MROFKA, David D., Department of Earth Sciences, Univ of California Riverside, Riverside, CA 92521-0423 and KENNEDY, Martin, Department of Earth Sciences, University of California, Riverside, Riverside, CA 92521, david.mrofka@email.ucr.edu

Stratigraphic relations in the late Neoproterozoic southern Kingston Peak Formation (KPF) of southeastern California show: 1) an unconformity between KP-1 and KP-2, 2) conformity between its upper 3 units, KP-2 thru KP-4, and with the overlying Noonday Dolomite, 3) thickening of units away from faults within the KPF, and 4) channels of diamictite with striated clasts thought to be of a glacial origin interbedded within gravity dominated deposits of probable tectonic origin within KP-4. Establishing the timing of the KPF and depositional relation of the overlying Noonday Dolomite is important because extensional faulting within the KPF is thought to mark rifting that led to development of the Cordilleran continental margin and conglomeratic facies within the KPF are used as evidence for Cordilleran glaciation.
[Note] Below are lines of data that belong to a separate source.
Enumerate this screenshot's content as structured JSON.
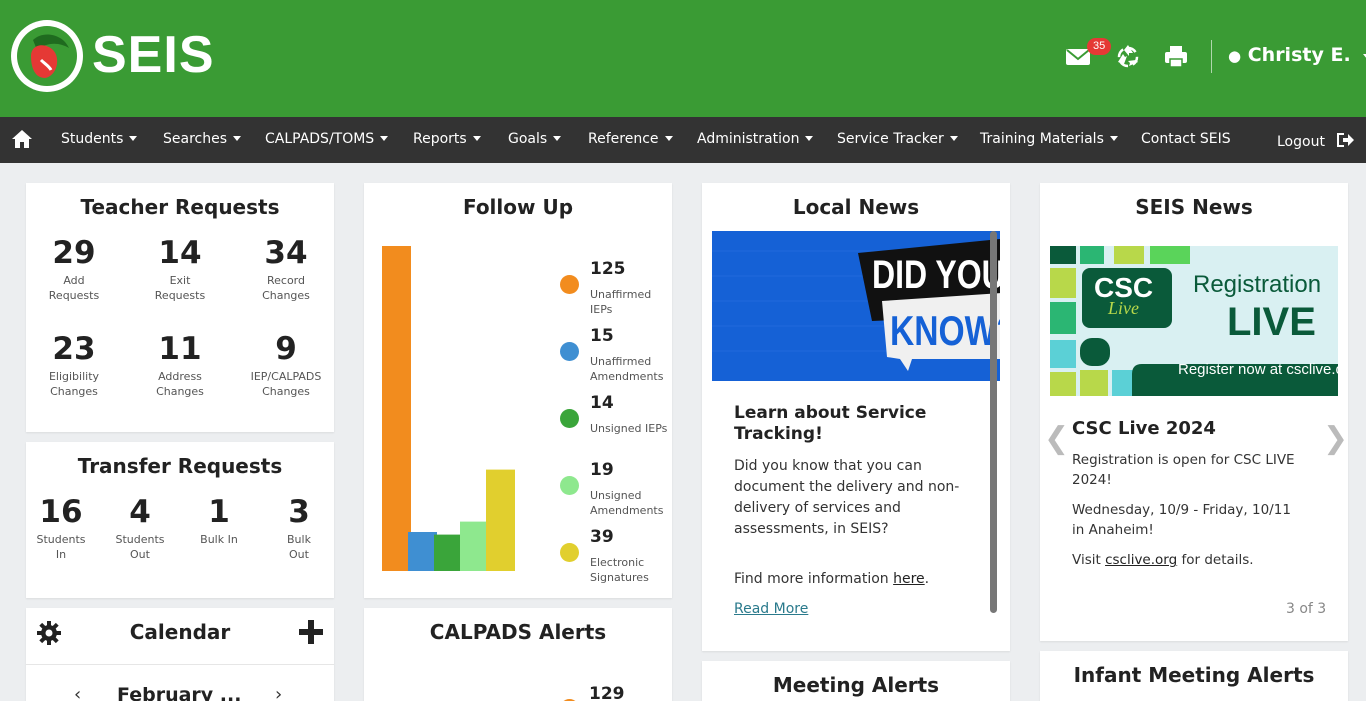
{
  "header": {
    "logo_text": "SEIS",
    "mail_badge": "35",
    "user_name": "Christy E."
  },
  "nav": {
    "items": [
      "Students",
      "Searches",
      "CALPADS/TOMS",
      "Reports",
      "Goals",
      "Reference",
      "Administration",
      "Service Tracker",
      "Training Materials",
      "Contact SEIS"
    ],
    "logout": "Logout"
  },
  "teacher_requests": {
    "title": "Teacher Requests",
    "stats": [
      {
        "num": "29",
        "l1": "Add",
        "l2": "Requests"
      },
      {
        "num": "14",
        "l1": "Exit",
        "l2": "Requests"
      },
      {
        "num": "34",
        "l1": "Record",
        "l2": "Changes"
      },
      {
        "num": "23",
        "l1": "Eligibility",
        "l2": "Changes"
      },
      {
        "num": "11",
        "l1": "Address",
        "l2": "Changes"
      },
      {
        "num": "9",
        "l1": "IEP/CALPADS",
        "l2": "Changes"
      }
    ]
  },
  "transfer_requests": {
    "title": "Transfer Requests",
    "stats": [
      {
        "num": "16",
        "l1": "Students",
        "l2": "In"
      },
      {
        "num": "4",
        "l1": "Students",
        "l2": "Out"
      },
      {
        "num": "1",
        "l1": "Bulk In",
        "l2": ""
      },
      {
        "num": "3",
        "l1": "Bulk",
        "l2": "Out"
      }
    ]
  },
  "calendar": {
    "title": "Calendar",
    "month": "February ..."
  },
  "follow_up": {
    "title": "Follow Up"
  },
  "chart_data": {
    "type": "bar",
    "categories": [
      "Unaffirmed IEPs",
      "Unaffirmed Amendments",
      "Unsigned IEPs",
      "Unsigned Amendments",
      "Electronic Signatures"
    ],
    "values": [
      125,
      15,
      14,
      19,
      39
    ],
    "colors": [
      "#f28c1e",
      "#3f8fd2",
      "#3aa53a",
      "#8ee88e",
      "#e1cf2e"
    ],
    "legend": [
      {
        "num": "125",
        "l1": "Unaffirmed",
        "l2": "IEPs"
      },
      {
        "num": "15",
        "l1": "Unaffirmed",
        "l2": "Amendments"
      },
      {
        "num": "14",
        "l1": "Unsigned IEPs",
        "l2": ""
      },
      {
        "num": "19",
        "l1": "Unsigned",
        "l2": "Amendments"
      },
      {
        "num": "39",
        "l1": "Electronic",
        "l2": "Signatures"
      }
    ]
  },
  "calpads_alerts": {
    "title": "CALPADS Alerts",
    "first_value": "129"
  },
  "local_news": {
    "title": "Local News",
    "image_text_1": "DID YOU",
    "image_text_2": "KNOW?",
    "heading": "Learn about Service Tracking!",
    "body": "Did you know that you can document the delivery and non-delivery of services and assessments, in SEIS?",
    "more_prefix": "Find more information ",
    "more_link": "here",
    "more_suffix": ".",
    "read_more": "Read More"
  },
  "meeting_alerts": {
    "title": "Meeting Alerts"
  },
  "seis_news": {
    "title": "SEIS News",
    "image_logo_1": "CSC",
    "image_logo_2": "Live",
    "image_text_1": "Registration",
    "image_text_2": "LIVE",
    "image_text_3": "Register now at csclive.org",
    "heading": "CSC Live 2024",
    "p1": "Registration is open for CSC LIVE 2024!",
    "p2": "Wednesday, 10/9 - Friday, 10/11 in Anaheim!",
    "p3_prefix": "Visit ",
    "p3_link": "csclive.org",
    "p3_suffix": " for details.",
    "pager": "3 of 3"
  },
  "infant_meeting_alerts": {
    "title": "Infant Meeting Alerts"
  }
}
There are at least three interpretations of stratigraphic relationships between the KPF and the Noonday Dolomite: 1) all but the lowermost member of the KPF are conformable with one another while an angular unconformity separates the KPF from the overlying Noonday Dolomite (Wright et al., 1974), 2) the KPF and the Noonday Dolomite are conformable with localized inter-fingering between the two formations (Miller, 1983), or 3) two phases of glaciation and rifting are separated by a major unconformity within the KPF (Prave, 1999). Stratigraphic mapping within the Kingston Range and in the Alexander Hills in southern Death Valley identifies fault-related km-scale thickening of gravity dominated deposits away from uplifted horsts and inter-fingering with the lower Noonday Dolomite. The KP-3 is gradational and interbedded with the KP-4, while KP-3 and KP-2 are locally interbedded and record deposition from two distinct provenances. Thus a conformable series of sediments from KP-2 through the Noonday Dolomite argues against a second rifting cycle or major unconformity between the KPF and the Noonday Dolomite. The significance of glaciation within the KPF is difficult to assess given the strong local tectonic/gravity influence on sedimentation. However, rare striated and faceted clasts are present within thin channel fills near the top of KP-4 in the Alexander Hills and Kingston Range; thus local adiabatic glaciation related to uplifted horsts can not be ruled out during deposition of the Kingston Peak Formation.